Артем начал шарить по карманам.
– Во-первых, Коробкова, а не Коробкина. Во-вторых, меня пригласил сам хозяин. Вчера передал через нашу соседку Варвару Штольц. Вот я и приехал. Только поздно.
Он протянул красную корочку адвокатского удостоверения, и прапорщик, шевеля губами, прочитал. Потер шею, наморщил лоб, вернул удостоверение и лениво приложил руку к шапке-ушанке:
– Извините, Артемий Андреич. Сами понимаете, служба. Вам придется пройти с нами. Надо дать объяснения, и все по форме, чтоб зафиксировать.
Артем ужаснулся: тратить драгоценное рабочее время на поездку в участок милиции было немыслимо.
– Прапорщик, какие объяснения? Я зашел за две минуты до вашего появления в комнату моего бывшего соседа. Он мертв уже, как минимум, часов пять. Скорее всего, сердечный приступ. Следов насилия нет. И что я могу вам пояснить?
Артем раздраженно надвинулся на милиционеров, и прапорщик невольно сделал полшага назад. Он совсем не был уверен в том, что этого здорового и нагловатого, а к тому же весьма известного юриста можно будет задержать и отправить в отделение. К тому же сержант, хоть и был младше по возрасту и званию, все же явно не одобрял подобной «бдительности» старшего коллеги. Прапорщик сплюнул в сторону и процедил сквозь зубы старику в телогрейке:
– А, ладно. Давай, дед, оформлять жмурика. Сейчас спецперевозку вызовем, а ты пока мне все расскажешь по порядку. Остальные свободны. А вас, гражданин Коробков, – наклонившись к лежавшему на кровати трупу, гоготнул он, – я попрошу остаться, – и вышел из комнаты.
Павлов, не дожидаясь специального приглашения, выскочил за ними вслед и, кивнув на прощание чуть задержавшемуся сержанту, поспешил прочь. И только в машине Артем достал календарь покойного и быстро пролистал его до нужной даты. Увидел записи седьмого и восьмого мая. Вырванный лист. Снова записи на странице за десятое число… Артем вздохнул и сунул календарь в портфель – разобраться в записях покойного при тускловатом освещении салона да еще посреди рабочего дня было нереально.
Эксперимент
Кладбище – место особое. Многие приписывают ему самые разные мистические свойства.

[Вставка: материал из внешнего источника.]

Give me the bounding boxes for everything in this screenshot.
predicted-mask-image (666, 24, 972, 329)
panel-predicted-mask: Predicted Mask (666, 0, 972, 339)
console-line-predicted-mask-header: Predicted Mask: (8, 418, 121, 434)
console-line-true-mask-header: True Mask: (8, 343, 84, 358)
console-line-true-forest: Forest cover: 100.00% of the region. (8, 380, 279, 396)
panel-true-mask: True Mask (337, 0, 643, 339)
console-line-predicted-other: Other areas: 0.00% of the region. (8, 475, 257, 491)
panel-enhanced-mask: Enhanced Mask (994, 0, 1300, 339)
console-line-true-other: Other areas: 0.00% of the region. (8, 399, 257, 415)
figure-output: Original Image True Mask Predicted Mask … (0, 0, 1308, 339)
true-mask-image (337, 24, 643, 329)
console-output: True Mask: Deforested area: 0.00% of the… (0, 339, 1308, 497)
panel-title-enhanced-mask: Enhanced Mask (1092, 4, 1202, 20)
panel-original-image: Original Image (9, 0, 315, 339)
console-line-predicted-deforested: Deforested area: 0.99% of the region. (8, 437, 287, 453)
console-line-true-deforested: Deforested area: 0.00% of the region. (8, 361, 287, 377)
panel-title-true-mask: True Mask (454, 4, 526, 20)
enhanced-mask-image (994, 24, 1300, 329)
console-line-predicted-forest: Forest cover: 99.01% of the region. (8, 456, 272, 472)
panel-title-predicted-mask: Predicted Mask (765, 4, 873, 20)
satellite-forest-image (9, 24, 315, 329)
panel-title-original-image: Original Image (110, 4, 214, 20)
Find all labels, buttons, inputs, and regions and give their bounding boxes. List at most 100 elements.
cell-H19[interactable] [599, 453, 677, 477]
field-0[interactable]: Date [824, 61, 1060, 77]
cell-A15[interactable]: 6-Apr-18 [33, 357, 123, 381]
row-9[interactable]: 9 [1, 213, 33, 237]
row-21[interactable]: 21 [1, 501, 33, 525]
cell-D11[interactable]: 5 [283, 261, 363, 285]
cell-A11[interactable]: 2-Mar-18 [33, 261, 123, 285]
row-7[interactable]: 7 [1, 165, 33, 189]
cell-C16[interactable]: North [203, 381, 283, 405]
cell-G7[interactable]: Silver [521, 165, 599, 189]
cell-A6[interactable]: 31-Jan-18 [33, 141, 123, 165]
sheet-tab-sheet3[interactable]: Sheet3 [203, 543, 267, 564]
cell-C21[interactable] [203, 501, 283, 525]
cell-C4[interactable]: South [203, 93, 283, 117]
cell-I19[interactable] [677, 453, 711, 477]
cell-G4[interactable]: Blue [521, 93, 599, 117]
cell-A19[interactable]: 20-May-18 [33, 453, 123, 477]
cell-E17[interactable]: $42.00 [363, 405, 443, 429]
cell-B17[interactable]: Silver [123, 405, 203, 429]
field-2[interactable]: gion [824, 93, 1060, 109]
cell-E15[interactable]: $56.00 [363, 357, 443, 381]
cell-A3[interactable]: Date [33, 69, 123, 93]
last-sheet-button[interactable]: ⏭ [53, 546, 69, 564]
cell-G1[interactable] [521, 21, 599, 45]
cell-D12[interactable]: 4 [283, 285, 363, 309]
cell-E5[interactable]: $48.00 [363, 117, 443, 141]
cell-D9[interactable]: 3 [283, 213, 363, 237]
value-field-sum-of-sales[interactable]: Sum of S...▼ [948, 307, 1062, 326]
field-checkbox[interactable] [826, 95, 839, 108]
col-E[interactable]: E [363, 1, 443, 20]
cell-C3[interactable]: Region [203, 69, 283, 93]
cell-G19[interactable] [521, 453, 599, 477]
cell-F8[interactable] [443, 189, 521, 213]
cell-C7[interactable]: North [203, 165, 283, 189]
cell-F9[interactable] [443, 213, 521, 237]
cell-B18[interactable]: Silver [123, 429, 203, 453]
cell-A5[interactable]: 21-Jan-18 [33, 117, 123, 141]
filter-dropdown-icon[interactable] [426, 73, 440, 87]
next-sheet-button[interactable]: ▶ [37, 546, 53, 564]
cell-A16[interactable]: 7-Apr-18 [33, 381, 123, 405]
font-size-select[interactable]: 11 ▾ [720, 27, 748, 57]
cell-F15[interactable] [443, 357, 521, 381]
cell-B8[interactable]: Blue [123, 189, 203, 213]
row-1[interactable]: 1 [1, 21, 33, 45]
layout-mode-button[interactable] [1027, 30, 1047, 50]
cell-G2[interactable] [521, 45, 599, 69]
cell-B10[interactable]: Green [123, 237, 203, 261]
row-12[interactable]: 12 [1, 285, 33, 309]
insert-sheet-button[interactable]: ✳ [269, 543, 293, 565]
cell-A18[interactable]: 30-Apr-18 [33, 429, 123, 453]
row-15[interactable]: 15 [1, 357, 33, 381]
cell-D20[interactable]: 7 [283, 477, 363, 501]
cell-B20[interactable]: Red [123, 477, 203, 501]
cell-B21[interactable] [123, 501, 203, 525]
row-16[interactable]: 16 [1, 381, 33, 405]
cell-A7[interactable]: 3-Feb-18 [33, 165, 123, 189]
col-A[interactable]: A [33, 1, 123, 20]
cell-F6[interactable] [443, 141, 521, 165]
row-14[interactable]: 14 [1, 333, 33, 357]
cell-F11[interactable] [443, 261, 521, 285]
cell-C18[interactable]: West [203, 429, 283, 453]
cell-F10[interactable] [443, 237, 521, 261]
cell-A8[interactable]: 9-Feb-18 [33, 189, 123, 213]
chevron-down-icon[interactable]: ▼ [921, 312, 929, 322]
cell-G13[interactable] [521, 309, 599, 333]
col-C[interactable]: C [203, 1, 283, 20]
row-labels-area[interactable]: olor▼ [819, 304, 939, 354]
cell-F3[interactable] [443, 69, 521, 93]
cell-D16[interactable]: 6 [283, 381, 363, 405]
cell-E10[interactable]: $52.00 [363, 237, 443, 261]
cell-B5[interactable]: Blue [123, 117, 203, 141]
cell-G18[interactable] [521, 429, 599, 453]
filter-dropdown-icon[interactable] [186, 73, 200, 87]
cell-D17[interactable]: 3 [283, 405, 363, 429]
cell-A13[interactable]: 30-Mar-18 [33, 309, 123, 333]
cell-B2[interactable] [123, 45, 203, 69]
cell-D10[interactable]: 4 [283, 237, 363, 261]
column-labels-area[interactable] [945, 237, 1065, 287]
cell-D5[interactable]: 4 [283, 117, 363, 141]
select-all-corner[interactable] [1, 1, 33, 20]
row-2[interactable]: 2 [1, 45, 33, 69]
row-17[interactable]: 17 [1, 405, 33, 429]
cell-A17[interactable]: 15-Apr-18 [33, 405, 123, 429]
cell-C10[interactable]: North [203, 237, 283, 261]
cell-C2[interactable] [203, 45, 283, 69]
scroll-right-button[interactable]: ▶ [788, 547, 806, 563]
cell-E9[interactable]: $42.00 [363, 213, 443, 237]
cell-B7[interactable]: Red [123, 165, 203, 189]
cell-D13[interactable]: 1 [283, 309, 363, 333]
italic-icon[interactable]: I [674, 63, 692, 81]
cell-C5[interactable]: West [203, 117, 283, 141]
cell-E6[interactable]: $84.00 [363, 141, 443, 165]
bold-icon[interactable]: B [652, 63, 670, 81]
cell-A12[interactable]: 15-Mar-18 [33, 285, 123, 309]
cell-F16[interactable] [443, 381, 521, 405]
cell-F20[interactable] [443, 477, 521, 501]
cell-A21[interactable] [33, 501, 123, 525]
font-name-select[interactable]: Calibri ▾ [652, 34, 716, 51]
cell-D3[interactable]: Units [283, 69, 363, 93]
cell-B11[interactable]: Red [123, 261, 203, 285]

Жучков, например, прекрасно помнил, как в детстве они пугали друг друга историями про зомби, мертвецов и привидения, которые обязательно должны были прятаться за кладбищенской оградой, а ночью тревожить покой мирных граждан. И только самые отчаянные парни брались на спор пройти в лунном свете между могилами, а кое-кто за хороший куш даже переночевать. Такая удаль давала не только хороший денежный выигрыш, но и внимание дворовых девчонок и уважение старших пацанов.
Сегодня, после тридцати лет массированного потока голливудской продукции в жанре «хоррор», кладбище утратило большую часть своей мистической власти над нашими умами. И все-таки место вечного упокоения остается местом особым, и какая нелегкая подтолкнула Игоря Михайловича Поклонского назначить деловую встречу именно здесь, начальник жэка № 3 категорически не представлял.
Да, следует признать, Поклонский слыл отчаянным малым. При своей неопределенной и невыразительной профессии – девелопера, он умудрился прославиться эпатажными выходками и акциями на всю страну. То арендует целый поезд-экспресс в честь дня рождения своего друга и компаньона. Посадит в него сто супермоделей весьма легкого поведения и вместе с другом объявит конкурс на новый рекорд полового гигантизма за время перегона Москва – Санкт-Петербург. А то снимет яхту на Лазурном побережье и соблазнит гостей бегать голышом по палубам, изображая из себя дикарей Новой Гвинеи. В общем, Игорь Михайлович Поклонский считался самодуром, гулякой, развратником, ловеласом, экспериментатором, кутилой, мотом и прожигателем жизни. Тяготел он и ко всему иррациональному, непознанному и аномальному. Выходил в астрал, впадал в транс, останавливал дыхание и сердце. Вот и сегодня назначил он встречу Жучкову не где-нибудь в кафе «Пушкинъ» или «Майклс», а в самом центре Москвы, на Пресненском кладбище, на участке номер 38 седьмой аллеи.
Жучков прищурился; место их встречи было заметно издалека: от самого начала аллеи номер семь до названного участка стояли крепкие молчаливые мужчины в теплых черных пуховиках и темных очках. Они лениво просканировали съежившегося колобка Жучкова, и под этими то ли испытующими, то ли презрительными взглядами Жучков сгорбился еще больше.